Capítulo 30
A Sarah entrou pra se trocar pro encontro. Ela nem sabia o que vestir. Começou a entrar em pânico.
O coração da Sarah disparou em pânico contra o peito dela depois que ela fechou a porta atrás do Derrick. Ela se encostou nela, um sorriso de alívio aparecendo nos lábios.
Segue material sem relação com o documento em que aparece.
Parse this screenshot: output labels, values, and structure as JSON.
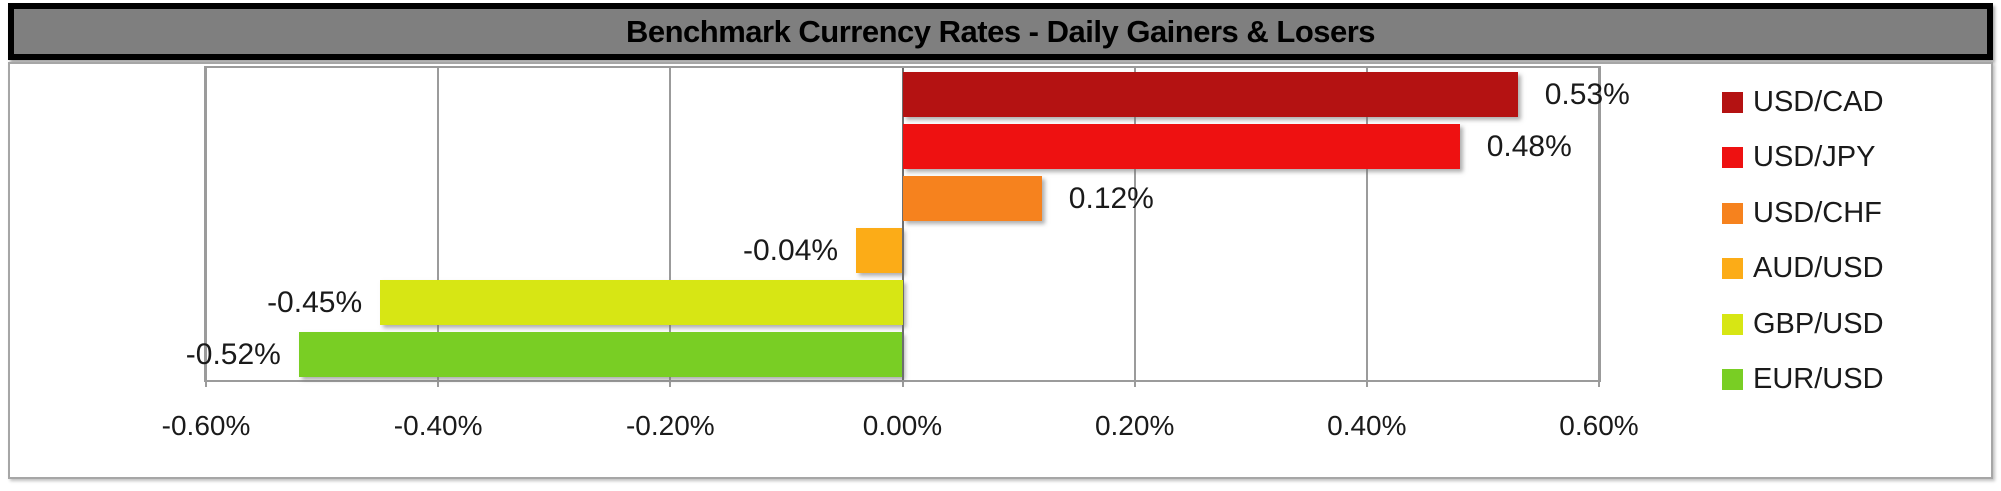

Ele tinha conseguido o objetivo dele, e a única coisa que faltava era marcar o encontro.
De repente, o telefone dela vibrou na mão, mostrando o nome da melhor amiga no identificador de chamadas. Ela respondeu com alívio, "Oi Didi, tudo bem?"
"Adivinha?" a Sarah soltou, sem conseguir conter a animação por mais tempo.
"O quê?" a voz da Didi crepitou com curiosidade no receptor.
"O Derrick me chamou pra sair!" a Sarah praticamente gritou, uma risada boba escapando dos lábios dela.
Um guincho de deleite veio do outro lado. "Ai meu Deus, Sarah! Isso é incrível! Eu sabia que não ia demorar pra vocês dois doidinhos se conectarem de novo."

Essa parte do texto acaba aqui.